In the many years away from my country, I have never been so glad to be welcomed as a son in a family, greeting New Year just like a Japanese.  I was lucky enough to follow my friend to Osaka and stay in her house for the New Year celebration. Five days there taught me much more about Japanese culture than I could ever imagine.

Learning to do Calligraphy.

Learning to do Calligraphy.

This moment perhaps capture my induction into a Japanese’ New Year. In the Japanese Style house, I could feel the traditional atmosphere. Items around the house held on to the past, untouched by the rapid passage of time. In this family, customs were delicately kept from being melted in globalisation.

I was lucky to be sitting next to Kenji-sama, a lover of Calligraphy. By showing me how to write simple words, he started his New Year with a different experience. Same for me, I was witnessing a holder of Japanese culture, an opportunity not everyone has. “Seeing a person’s calligraphy, much of his personalities, stream of thoughts, and even life history is told.” – I have heard. There was something familiar.

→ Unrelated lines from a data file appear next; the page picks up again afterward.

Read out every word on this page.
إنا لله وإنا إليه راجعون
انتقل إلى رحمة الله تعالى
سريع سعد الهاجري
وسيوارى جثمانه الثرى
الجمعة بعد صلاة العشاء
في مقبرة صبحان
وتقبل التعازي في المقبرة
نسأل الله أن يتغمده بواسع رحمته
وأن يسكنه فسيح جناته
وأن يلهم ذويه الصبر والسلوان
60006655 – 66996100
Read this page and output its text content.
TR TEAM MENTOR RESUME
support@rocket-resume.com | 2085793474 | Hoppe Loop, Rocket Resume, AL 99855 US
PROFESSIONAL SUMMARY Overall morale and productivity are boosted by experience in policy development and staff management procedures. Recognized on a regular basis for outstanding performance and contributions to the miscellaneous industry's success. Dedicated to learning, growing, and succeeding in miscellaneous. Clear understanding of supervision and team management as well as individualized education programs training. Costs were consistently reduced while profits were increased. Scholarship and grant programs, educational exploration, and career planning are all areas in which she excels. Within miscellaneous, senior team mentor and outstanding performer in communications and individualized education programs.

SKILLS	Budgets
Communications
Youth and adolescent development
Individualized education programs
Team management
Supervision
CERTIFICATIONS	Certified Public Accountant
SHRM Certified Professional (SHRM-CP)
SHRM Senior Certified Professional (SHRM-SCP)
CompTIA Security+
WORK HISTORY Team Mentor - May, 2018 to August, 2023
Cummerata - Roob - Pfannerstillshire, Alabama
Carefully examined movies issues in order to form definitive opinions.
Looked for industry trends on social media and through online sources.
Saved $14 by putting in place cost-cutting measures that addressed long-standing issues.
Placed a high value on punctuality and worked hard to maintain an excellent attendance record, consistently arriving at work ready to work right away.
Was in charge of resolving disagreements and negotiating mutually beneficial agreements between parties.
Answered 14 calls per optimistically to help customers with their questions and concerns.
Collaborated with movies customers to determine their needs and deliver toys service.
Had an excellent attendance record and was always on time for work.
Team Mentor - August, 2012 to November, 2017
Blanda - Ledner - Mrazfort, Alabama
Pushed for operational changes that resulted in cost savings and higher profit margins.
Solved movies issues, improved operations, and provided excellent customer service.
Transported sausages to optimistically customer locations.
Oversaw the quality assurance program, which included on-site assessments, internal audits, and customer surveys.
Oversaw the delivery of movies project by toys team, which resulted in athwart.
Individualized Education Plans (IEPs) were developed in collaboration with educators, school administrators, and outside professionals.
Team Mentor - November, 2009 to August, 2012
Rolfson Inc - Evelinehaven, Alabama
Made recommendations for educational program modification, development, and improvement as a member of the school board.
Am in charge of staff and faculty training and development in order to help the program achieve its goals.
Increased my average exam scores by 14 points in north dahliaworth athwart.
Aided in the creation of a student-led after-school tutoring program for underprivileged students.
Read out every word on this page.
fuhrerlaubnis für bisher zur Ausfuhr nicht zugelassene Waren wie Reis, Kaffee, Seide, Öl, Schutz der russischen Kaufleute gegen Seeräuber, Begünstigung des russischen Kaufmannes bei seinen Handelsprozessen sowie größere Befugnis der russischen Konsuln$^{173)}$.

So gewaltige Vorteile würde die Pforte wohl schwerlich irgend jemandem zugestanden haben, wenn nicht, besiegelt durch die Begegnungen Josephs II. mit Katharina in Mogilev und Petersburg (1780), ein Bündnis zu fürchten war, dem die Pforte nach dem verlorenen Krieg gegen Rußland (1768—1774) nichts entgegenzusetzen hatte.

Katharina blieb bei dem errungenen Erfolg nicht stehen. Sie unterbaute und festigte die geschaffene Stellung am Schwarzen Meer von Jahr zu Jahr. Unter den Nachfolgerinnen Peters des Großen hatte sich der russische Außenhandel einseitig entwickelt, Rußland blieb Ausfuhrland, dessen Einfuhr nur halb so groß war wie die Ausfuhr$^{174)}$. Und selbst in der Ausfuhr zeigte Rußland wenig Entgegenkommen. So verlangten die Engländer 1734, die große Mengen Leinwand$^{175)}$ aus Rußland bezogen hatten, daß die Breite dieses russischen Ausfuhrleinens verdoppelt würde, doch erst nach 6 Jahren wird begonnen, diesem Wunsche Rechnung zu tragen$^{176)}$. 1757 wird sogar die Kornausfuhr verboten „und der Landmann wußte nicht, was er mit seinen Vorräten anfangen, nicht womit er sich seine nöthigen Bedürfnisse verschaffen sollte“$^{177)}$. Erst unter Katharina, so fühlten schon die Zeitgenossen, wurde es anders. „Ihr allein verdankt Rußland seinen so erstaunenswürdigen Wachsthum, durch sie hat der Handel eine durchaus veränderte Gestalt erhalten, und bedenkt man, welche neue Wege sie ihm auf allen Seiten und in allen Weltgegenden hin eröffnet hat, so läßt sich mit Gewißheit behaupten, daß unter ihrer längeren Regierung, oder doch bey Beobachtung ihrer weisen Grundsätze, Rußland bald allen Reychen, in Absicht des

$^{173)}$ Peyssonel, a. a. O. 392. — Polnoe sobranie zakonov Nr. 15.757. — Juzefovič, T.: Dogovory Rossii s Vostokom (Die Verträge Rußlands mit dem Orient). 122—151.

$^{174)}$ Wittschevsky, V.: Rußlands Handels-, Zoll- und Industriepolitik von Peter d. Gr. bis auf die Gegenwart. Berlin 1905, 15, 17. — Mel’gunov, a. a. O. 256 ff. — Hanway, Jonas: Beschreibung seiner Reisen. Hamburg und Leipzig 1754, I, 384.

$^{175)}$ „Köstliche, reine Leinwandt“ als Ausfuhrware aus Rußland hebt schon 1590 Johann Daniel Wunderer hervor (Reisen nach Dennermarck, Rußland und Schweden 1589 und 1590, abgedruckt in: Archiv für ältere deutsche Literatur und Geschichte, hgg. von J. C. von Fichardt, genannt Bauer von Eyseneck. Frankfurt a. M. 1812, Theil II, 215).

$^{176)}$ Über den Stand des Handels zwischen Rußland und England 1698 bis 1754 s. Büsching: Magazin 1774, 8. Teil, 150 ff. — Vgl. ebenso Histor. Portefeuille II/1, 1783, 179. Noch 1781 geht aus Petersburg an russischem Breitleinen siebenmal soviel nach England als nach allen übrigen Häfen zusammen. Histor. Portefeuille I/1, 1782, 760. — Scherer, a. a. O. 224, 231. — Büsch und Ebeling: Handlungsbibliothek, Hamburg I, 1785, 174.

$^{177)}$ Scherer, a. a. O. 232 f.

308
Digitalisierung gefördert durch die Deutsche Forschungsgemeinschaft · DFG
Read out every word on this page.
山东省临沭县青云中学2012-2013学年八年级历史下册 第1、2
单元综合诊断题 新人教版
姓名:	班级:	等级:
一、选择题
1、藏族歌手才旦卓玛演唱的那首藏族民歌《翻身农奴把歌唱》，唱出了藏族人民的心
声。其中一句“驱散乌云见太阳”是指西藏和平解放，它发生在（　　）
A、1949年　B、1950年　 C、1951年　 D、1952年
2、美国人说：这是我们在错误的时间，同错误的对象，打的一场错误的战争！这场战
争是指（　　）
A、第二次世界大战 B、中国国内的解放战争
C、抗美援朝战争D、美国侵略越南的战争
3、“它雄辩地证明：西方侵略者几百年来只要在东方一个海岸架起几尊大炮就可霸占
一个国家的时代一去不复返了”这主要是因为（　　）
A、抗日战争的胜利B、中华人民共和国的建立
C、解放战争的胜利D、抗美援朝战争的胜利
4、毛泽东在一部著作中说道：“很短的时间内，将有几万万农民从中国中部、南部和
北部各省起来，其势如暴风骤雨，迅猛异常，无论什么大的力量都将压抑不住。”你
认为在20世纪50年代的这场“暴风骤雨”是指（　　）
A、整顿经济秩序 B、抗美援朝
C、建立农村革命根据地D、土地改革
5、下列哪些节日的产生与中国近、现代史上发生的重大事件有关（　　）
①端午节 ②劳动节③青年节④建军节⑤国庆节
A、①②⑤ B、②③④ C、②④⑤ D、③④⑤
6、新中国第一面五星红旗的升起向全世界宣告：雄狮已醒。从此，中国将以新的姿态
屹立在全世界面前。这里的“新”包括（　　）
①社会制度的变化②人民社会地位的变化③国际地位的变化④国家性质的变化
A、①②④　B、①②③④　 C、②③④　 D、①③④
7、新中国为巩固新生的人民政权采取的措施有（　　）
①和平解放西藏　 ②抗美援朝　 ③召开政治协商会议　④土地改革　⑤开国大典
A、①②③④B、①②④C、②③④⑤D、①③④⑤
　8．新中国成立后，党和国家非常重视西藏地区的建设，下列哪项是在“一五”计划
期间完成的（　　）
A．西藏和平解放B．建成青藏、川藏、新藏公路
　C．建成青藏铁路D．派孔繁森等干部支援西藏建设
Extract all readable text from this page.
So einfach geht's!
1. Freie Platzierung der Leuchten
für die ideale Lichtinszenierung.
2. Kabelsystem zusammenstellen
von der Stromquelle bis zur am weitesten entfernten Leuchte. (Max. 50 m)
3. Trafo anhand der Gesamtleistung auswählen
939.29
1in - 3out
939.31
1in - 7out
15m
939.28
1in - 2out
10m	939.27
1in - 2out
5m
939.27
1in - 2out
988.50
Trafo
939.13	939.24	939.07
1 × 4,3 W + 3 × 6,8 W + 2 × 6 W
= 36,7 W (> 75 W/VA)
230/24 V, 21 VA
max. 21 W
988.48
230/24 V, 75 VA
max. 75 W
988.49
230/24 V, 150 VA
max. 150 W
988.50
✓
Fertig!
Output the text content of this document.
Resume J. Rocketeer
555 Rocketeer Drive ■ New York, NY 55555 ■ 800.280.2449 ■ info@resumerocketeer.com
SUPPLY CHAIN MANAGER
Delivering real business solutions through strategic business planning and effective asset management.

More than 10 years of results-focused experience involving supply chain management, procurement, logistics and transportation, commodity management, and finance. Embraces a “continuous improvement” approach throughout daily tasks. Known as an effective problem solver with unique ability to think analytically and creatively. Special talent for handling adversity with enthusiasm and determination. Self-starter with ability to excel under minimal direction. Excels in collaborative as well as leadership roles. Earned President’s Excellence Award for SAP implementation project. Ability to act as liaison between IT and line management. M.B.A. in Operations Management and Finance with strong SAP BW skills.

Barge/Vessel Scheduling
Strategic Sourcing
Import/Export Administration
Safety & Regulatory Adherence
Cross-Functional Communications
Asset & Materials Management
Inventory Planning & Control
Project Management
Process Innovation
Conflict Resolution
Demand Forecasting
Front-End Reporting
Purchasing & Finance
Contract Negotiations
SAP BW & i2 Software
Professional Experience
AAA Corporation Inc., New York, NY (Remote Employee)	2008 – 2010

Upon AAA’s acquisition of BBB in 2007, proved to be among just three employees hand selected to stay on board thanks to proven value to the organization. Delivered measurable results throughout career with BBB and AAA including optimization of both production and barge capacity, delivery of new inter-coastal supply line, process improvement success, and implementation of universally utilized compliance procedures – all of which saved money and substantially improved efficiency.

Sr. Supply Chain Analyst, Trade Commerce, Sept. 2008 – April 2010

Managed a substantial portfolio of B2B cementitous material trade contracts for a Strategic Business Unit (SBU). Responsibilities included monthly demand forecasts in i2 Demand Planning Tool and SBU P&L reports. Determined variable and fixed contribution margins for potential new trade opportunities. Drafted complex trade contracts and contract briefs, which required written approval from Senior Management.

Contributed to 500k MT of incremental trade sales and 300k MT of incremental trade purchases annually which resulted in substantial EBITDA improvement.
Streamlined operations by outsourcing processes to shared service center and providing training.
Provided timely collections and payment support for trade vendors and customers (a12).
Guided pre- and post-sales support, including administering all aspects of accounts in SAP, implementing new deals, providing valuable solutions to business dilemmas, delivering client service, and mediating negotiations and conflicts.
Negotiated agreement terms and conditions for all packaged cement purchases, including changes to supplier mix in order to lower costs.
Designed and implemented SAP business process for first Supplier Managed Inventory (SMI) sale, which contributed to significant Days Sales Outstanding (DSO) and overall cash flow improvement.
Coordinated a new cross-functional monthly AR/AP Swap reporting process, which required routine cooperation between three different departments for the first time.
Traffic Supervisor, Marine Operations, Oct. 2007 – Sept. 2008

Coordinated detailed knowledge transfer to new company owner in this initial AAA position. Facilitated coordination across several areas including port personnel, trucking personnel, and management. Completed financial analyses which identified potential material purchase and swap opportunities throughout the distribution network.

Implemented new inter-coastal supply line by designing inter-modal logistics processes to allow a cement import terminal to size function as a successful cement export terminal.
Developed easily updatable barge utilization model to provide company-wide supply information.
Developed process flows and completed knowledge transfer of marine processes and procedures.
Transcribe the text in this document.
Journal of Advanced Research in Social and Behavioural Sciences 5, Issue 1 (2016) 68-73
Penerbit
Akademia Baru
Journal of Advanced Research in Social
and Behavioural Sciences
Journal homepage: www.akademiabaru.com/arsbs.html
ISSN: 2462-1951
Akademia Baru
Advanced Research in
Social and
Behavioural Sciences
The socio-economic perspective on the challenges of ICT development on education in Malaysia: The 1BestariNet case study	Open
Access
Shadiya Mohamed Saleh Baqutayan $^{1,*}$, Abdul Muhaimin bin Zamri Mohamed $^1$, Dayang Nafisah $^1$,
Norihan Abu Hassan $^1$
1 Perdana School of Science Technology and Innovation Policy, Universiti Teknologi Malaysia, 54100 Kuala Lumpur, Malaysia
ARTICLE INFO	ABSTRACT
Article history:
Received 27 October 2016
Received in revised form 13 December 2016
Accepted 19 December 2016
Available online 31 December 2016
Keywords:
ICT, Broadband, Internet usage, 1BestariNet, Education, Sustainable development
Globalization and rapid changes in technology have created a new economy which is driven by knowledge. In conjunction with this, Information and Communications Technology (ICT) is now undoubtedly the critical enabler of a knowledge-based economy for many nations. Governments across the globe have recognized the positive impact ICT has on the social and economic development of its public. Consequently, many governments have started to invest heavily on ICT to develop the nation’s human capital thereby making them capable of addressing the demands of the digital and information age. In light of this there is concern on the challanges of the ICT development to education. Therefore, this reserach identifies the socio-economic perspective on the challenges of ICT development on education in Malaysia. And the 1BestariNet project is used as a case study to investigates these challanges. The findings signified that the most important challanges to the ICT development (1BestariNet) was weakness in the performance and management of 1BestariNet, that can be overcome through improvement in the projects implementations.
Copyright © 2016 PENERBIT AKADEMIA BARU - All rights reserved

Vietnamese Calligraphy for 忍

Vietnamese Calligraphy for 忍

In Vietnamese culture, we also have calligraphy. Nonetheless, through the course of changes in language, we now use Romaji for alphabet. Along with that, Vietnamese calligraphy adapted itself to Romaji as well. As I was telling this story, I realized how Japanese and Vietnamese share similarities in culture and lifestyle. It felt like we were distant families, parting off somewhere in the past to grow in different ways, but still bear the likeness to recognise each other.

What I liked the most was how people put aside the worries of daily life to enjoy New Year together. The so called ‘Public face’ that observed in people here were opened up to create a joyful atmosphere of a Hanafuda game. I learnt then that people had very clear line between their public profile and personal profile, allowing almost no interference.

Family playing Hanafuda game in New Year

Family playing Hanafuda game in New Year

What is more, family gatherings like this are what I have rarely seen in New Zealand. Family bond is what I like about the East, which gives each person a sense of belonging, of relation to others, of being under the same roof.

It was a delightful New Year that warmed up my winter in another country. It was not only being welcomed, but also finding the intimate relationship between Japanese culture and my culture that really left in me many memorable experiences. Thanks, Japan.